Meatless Monday: Spinach Soup Made for Goldilocks
You remember our sassy fairytale girl G., the one who snuck into the Bear family country cottage, ate up all their porridge, sat in all their chairs and had the nerve to sleep in all their beds?
Well, that’s who came to mind as I sipped on a bowlful of emerald green spinach puree that I whipped up in just 30 minutes last week. Neither too thick and potage-y, nor too thin and brothy, I reckon Miz ‘Locks would deem this gorgeous dairy-free soup “just right.”
The credit for such soupy savvy goes to the folks at EatingWell magazine, which has just published its latest cookbook, “EatingWell in Season.”

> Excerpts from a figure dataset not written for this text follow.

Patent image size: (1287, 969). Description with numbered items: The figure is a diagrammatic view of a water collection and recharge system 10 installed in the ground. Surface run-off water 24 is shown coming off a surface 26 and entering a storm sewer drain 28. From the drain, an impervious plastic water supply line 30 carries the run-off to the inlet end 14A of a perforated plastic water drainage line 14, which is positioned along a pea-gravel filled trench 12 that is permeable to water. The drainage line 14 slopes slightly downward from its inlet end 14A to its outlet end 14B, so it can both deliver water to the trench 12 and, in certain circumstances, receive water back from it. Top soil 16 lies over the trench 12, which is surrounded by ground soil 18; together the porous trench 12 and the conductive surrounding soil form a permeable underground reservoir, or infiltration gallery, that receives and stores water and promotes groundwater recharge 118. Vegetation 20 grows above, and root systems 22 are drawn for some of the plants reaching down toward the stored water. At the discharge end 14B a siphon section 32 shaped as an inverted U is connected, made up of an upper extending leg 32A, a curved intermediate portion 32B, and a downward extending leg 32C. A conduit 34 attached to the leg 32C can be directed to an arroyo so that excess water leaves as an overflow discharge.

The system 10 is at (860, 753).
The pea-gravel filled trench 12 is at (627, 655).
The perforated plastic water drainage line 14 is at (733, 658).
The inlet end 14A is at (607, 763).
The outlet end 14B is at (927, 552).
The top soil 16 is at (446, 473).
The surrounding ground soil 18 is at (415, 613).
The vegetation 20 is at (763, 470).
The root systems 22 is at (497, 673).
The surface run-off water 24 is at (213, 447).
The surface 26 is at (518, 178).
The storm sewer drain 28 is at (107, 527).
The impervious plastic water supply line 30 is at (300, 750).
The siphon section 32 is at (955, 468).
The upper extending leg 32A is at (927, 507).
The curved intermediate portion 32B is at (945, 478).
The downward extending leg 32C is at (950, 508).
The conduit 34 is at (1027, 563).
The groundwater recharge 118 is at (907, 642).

As much as I love to eat my spinach, I’ve long wondered how I might drink it, too, but without the heaviness of cream, yogurt or buttermilk to help it all go down the hatch. The trick here is the addition of a few potatoes, which lends all the creaminess you’ll ever need but without the saturated dairy fat. You can easily pull this soup together after a long day at work and have enough leftovers for lunch -- if you don’t polish it off sooner. This one’s a goodie.
P.S. Stay tuned in the coming weeks for more recipe tests from what appears to be a very promising and timely cookbook.
Spinach Soup with Rosemary Croutons
Adapted from “EatingWell in Season: The Farmers’ Market Cookbook”
1 tablespoon butter (KOD: I used equal amounts olive oil)
1 medium onion, coarsely chopped
1 clove garlic, minced
1 sprig fresh rosemary, needles removed from sprig, finely chopped (alternatively, 1 teaspoon dried)
¼ teaspoon salt (KOD: I ended up using ½ teaspoon)
Ground black pepper to taste
2 cups red potatoes, peeled and diced (KOD: I used a small handful of fingerlings)
4 cups vegetable stock or water (In a pinch, I highly recommend Rapunzel brand organic salt-free bouillon cubes)
6-8 cups (about 2 bunches) fresh spinach or Swiss chard leaves, stemmed
Optional garnish: grated nutmeg
Heat butter or oil in a large saucepan over medium heat. Add onion, garlic, rosemary, salt and pepper, and reduce heat to medium-low. Cook until onions are softened, about 5 minutes, occasionally stirring. Add potatoes, stir to combine, ensuring that potatoes are coated with aromatics, about 3 minutes. Pour in liquid. Bring up to a simmer over medium heat and cook until potatoes are fork tender, about 15 minutes. Meanwhile make croutons (see details below).
Stir in greens and cook at a simmer until wilted and tender, about 10 minutes.
Using an immersion or stand blender, puree soup until desired texture (KOD: I liked mine well blended and smooth).
Makes six 1-cup servings.
2 cups ½-inch cubes country-style sourdough bread
2 tablespoons olive oil
1 clove garlic, minced
1 tablespoon finely chopped rosemary or 1 teaspoon dried
Preheat oven to 375 degrees. In a large mixing bowl, toss bread cubes with oil, garlic and rosemary until cubes are well coated. Spread in a single layer on a large baking tray. Bake until crisp, about 10-12 minutes (keep a close eye, as they burn easily!)